Tensões e implicações entre poesia e resistência na contemporaneidade portuguesa

Tensões e implicações entre poesia e resistência na contemporaneidade portuguesa

Ensaio de Rosa Maria Martelo sobre poesia e resistência nas obras de Alberto Pimenta, Carlos de Oliveira e Manuel Gusmão. [Resumo. Ligação]
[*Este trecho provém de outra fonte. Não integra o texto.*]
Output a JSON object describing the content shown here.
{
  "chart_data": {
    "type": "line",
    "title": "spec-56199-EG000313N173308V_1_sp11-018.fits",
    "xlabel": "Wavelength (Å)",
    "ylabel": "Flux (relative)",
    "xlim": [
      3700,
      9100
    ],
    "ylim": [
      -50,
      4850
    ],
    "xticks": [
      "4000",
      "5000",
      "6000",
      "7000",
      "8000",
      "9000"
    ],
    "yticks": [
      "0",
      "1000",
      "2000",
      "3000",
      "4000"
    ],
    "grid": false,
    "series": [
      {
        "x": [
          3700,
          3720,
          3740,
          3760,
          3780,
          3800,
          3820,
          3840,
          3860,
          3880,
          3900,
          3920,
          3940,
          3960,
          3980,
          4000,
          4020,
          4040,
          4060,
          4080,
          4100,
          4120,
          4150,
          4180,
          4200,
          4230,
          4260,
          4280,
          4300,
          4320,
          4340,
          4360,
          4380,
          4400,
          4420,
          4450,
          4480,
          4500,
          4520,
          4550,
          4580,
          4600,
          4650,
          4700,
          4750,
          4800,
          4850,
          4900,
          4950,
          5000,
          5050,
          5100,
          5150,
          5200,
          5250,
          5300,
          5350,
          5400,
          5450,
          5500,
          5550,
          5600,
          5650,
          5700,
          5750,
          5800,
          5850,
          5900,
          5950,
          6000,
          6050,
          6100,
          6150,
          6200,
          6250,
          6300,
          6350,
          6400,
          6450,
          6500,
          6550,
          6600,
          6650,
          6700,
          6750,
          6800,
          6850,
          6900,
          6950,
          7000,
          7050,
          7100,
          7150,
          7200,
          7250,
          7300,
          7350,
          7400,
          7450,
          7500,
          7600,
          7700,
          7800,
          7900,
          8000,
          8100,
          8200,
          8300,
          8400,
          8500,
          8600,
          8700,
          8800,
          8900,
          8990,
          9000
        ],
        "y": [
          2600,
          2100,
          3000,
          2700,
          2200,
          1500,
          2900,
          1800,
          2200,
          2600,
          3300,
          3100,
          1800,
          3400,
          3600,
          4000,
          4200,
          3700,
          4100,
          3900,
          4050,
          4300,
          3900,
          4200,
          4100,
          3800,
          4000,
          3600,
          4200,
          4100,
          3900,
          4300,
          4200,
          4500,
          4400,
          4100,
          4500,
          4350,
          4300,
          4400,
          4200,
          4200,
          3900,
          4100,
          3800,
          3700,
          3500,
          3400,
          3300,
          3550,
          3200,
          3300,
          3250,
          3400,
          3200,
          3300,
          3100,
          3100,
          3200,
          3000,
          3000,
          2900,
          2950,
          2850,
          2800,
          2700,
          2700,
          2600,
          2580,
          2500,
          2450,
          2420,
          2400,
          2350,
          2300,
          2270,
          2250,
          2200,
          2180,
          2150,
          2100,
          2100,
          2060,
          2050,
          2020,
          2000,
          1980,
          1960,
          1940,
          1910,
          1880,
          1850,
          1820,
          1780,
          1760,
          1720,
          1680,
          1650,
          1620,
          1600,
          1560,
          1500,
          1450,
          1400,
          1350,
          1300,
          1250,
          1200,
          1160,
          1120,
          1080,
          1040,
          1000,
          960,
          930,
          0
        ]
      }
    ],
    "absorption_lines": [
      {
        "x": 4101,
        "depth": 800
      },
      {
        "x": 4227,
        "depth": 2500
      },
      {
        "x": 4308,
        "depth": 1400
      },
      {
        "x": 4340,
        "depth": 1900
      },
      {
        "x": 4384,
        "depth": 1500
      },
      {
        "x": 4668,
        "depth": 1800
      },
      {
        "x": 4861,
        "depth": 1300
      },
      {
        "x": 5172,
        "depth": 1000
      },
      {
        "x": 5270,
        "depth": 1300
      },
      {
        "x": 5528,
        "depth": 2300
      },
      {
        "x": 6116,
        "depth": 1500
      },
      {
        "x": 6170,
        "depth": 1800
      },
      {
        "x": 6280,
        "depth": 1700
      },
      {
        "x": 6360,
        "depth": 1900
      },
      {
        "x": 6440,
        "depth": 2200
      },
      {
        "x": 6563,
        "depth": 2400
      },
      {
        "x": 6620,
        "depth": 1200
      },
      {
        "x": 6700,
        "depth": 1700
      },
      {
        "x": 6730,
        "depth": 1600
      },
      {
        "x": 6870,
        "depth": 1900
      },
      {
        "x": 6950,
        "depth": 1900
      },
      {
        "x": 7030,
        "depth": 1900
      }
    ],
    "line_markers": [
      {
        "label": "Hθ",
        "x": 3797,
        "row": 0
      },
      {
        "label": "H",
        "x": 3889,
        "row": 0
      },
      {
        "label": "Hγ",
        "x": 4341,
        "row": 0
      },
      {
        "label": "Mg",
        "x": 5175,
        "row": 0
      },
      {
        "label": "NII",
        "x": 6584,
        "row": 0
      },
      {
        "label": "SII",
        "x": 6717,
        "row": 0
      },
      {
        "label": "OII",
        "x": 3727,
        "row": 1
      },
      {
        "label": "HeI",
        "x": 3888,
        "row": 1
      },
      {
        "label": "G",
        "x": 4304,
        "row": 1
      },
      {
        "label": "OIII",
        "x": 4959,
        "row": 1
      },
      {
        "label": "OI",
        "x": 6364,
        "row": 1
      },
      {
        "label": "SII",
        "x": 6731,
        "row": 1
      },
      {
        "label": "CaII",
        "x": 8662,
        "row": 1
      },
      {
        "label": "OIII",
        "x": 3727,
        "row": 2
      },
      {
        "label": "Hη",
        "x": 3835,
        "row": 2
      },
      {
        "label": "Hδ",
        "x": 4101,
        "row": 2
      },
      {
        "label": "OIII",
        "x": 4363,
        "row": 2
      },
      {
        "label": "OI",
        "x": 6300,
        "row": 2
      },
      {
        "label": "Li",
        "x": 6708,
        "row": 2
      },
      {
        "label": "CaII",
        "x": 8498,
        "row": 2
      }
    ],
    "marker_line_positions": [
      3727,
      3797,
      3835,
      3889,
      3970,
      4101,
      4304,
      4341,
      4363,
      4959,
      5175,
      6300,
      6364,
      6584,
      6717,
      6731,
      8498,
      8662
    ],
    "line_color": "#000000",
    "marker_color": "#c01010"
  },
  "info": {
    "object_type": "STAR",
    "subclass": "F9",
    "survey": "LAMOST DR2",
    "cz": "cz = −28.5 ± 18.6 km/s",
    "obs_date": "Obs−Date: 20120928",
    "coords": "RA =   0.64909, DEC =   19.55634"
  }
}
In > eLyra : Revista da Rede Internacional Lyracompoetics, nº 2 (2013), p. 37-53


Resumo > A heterogeneidade das práticas discursivas a que damos o nome de poesia reflecte-se em diferentes conceitos de resistência, tão variáveis quanto as poéticas que lhes estão associadas. “Não há opressão maior e mais infame que a da língua”, escreveu Alberto Pimenta, e a poesia desenvolve mecanismos de resistência que assentam na consciencialização deste facto. Mas, por outro lado, talvez se tenha vindo a criar alguma resistência aos usos que a poesia de tradição moderna reivindicou para “as palavras da tribo”. Reportando-se ao mundo contemporâneo, Pimenta constatava recentemente: “nesses trilhos da obediência, ouve-se às vezes dizer que em certo lugar do caminho faltam 4 médicos, ou 4 juízes, ou 4 pedreiros, ou 4 motoristas, ou 4 fiscais, mas jamais se ouvirá dizer que faltam 4 poetas. Ainda bem”. Porquê “ainda bem”? Por que precisa a poesia deste estar à margem? E se não faz falta (?), por que razão continua? As “operações” poéticas de Alberto Pimenta e os diálogos que estas mantêm (ou recusam) com outras poéticas portuguesas contemporâneas serão o ponto de partida para algumas possíveis respostas.

Palavras-chave > Poesia, resistência, tempo, fóssil, Alberto Pimenta, Carlos de Oliveira, Manuel Gusmão

Abstract > The heterogeneity of the discursive practices we call poetry is shown in different concepts of resistance, which, in turn, are as variable as the poetics associated with them. “There’s no larger or more infamous oppression than that of language,” wrote Alberto Pimenta, and poetry develops mechanisms of resistance that rely on the awareness of this fact. On the other hand, perhaps there has also been some sort of resistance to the uses that modern poetry has claimed for “the words of the tribe”. Discussing the contemporary world, Pimenta recently noted: “in these paths of obedience, we sometimes hear that somewhere along the way 4 doctors are missing, or 4 judges, or 4 masons, or 4 drivers, or 4 tax inspectors, but never will we hear that 4 poets are missing. Just as well.” Why “just as well”? Why does poetry feel the need to be on the margins? And if it is not missed (?), why does poetry continue to exist? Alberto Pimenta’s poetic “operations” and the dialogues they maintain (or refuse) with other Portuguese contemporary poetics will be the starting point for some possible answers.